Search JTA's historical archive dating back to 1923

Kollek Chides Church Leaders for Statement on the Uprising

April 28, 1989
See Original Daily Bulletin From This Date

Jerusalem Mayor Teddy Kollek hit back hard Thursday at a number of prominent local Christian church leaders who had publicly criticized Israel the day before over its handling of the Palestinian uprising in the administered territories.

“It seems that Islamic terrorism and threats by leaders of the intifada have forced the heads of the Christian churches to give in to their dictates,” said the mayor. “I suspect that this is the background to their criticism of the Israeli government.”

“I regret their pronouncement, even if they were under pressure,” he said.

Kollek was reacting to a statement published Wednesday by the heads of the Greek Orthodox, Roman Catholic, Armenian, Syrian Orthodox and Anglican churches in Jerusalem, protesting Israel’s “excessive use of force” and “unprovoked harassment” against Palestinians.

The first three denominations are the largest among the Christian churches in the Holy Land. All told, an estimated 50,000 Christians, most of them Palestinians, live in East Jerusalem and the West Bank.

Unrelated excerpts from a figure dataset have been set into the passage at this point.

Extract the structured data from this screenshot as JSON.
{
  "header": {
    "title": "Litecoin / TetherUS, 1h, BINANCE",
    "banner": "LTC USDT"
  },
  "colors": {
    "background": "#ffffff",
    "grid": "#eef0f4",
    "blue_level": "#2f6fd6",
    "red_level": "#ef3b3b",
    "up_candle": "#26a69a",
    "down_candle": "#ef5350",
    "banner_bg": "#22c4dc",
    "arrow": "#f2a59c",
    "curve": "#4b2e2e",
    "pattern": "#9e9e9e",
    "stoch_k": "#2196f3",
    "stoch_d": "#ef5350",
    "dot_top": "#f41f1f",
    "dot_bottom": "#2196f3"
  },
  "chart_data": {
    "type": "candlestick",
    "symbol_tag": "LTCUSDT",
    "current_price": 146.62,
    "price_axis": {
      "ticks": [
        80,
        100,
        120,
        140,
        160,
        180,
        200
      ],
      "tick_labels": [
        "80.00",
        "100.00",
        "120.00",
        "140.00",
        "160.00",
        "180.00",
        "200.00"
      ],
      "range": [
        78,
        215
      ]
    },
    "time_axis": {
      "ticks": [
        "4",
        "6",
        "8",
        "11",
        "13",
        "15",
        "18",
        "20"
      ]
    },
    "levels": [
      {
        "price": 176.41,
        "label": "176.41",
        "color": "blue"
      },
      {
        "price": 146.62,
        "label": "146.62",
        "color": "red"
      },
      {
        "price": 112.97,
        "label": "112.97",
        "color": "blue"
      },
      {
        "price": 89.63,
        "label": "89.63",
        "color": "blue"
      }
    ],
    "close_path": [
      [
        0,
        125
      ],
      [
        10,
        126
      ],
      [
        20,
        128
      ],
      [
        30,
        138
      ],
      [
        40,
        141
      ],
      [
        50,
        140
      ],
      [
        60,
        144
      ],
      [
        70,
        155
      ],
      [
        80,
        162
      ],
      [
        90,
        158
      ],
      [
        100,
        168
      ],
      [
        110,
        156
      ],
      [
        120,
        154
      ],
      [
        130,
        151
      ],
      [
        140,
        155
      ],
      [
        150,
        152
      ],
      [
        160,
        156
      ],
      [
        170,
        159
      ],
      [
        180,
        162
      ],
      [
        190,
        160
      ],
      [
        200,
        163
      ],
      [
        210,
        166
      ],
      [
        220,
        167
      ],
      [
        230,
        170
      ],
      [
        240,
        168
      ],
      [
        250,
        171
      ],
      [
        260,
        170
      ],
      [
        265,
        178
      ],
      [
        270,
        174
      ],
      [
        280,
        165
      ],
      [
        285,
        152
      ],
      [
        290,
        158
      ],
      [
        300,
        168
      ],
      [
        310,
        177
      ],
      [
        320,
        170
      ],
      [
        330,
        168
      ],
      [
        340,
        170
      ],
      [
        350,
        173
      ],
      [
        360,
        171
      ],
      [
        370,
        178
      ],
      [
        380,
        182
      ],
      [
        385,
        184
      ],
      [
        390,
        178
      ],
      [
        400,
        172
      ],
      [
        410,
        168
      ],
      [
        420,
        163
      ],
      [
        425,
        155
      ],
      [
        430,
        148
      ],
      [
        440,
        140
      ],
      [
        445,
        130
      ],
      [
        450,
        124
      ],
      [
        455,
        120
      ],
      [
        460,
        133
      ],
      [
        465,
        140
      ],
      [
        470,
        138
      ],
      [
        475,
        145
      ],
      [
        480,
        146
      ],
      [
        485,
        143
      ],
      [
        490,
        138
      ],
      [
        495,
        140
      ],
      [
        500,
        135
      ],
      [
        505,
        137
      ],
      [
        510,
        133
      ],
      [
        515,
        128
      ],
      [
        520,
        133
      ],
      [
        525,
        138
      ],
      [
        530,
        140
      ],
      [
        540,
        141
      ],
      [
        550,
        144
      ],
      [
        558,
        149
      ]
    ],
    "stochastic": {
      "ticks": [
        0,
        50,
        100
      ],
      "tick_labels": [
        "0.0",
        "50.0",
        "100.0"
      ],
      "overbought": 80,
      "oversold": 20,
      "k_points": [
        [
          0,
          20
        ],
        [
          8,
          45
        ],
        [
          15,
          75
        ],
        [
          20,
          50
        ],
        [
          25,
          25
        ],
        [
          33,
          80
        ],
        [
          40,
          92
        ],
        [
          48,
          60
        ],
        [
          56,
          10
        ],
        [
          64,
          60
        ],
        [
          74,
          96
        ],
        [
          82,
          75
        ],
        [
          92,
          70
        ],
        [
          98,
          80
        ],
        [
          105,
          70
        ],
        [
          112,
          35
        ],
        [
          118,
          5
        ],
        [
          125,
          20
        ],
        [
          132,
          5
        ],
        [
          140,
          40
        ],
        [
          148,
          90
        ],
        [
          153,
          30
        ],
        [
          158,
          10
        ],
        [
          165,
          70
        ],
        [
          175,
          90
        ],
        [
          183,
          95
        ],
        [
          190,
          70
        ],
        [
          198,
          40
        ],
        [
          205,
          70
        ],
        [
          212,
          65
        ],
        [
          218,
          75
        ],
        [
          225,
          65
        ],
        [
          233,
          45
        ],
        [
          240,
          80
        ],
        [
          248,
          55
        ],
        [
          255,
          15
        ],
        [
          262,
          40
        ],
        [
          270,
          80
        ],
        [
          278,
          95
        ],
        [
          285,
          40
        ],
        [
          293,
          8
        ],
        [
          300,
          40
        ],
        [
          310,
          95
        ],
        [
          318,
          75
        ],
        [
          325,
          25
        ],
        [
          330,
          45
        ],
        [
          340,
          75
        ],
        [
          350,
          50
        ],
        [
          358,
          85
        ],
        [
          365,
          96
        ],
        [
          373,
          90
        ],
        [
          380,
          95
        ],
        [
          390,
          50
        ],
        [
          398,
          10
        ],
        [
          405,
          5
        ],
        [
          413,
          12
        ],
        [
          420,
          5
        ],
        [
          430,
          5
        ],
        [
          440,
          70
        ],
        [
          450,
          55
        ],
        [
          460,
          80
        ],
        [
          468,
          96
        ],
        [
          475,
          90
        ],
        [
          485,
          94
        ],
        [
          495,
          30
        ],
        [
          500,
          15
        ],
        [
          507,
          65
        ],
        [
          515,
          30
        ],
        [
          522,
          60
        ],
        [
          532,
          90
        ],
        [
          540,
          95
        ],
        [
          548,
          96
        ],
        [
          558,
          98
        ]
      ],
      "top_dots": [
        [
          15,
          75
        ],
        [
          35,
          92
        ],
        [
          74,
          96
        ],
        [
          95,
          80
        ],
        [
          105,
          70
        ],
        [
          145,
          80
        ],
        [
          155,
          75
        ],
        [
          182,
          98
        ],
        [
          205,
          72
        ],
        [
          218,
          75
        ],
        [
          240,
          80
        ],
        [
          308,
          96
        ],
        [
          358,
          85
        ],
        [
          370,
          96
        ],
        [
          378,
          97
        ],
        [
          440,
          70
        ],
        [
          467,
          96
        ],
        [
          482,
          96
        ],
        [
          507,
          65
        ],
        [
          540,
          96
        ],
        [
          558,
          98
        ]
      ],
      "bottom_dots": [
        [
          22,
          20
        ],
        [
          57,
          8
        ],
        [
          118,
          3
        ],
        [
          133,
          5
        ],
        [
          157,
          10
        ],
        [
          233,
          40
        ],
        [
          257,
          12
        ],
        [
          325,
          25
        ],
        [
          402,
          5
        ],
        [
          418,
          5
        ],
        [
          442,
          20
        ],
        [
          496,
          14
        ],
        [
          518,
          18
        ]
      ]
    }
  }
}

The church leaders’ statement called on the international community to work for “a just and speedy solution of the Palestinian problem.”

“In Jerusalem, on the West Bank and in Gaza, our people experience in their daily lives constant deprivation of their fundamental rights because of arbitrary actions deliberately taken by the authorities,” the statement said.

It spoke of “unarmed and innocent people being killed by the unwarranted use of firearms.” It attacked arrests without trial and demolition of Arab homes, and singled out for special condemnation “frequent shooting incidents in the vicinity of holy places.”

The statement demanded that Israel respect free access for all believers to all holy places — a veiled reference to the current restriction placed by the authorities on West Bank residents who wish to worship at the mosques on the Temple Mount. The ban was imposed after mass rioting there earlier this month, when rock-throwing spread to the Western Wall area.

Kollek noted sourly in his response the church leaders’ “silence and lack of condemnation when terrorists kill Jews, when stones are thrown at worshipers at the Western Wall and when Jewish cemeteries in Jerusalem are desecrated.”

There have been frequent instances of desecration at the Jewish cemetery on the Mount of Olives.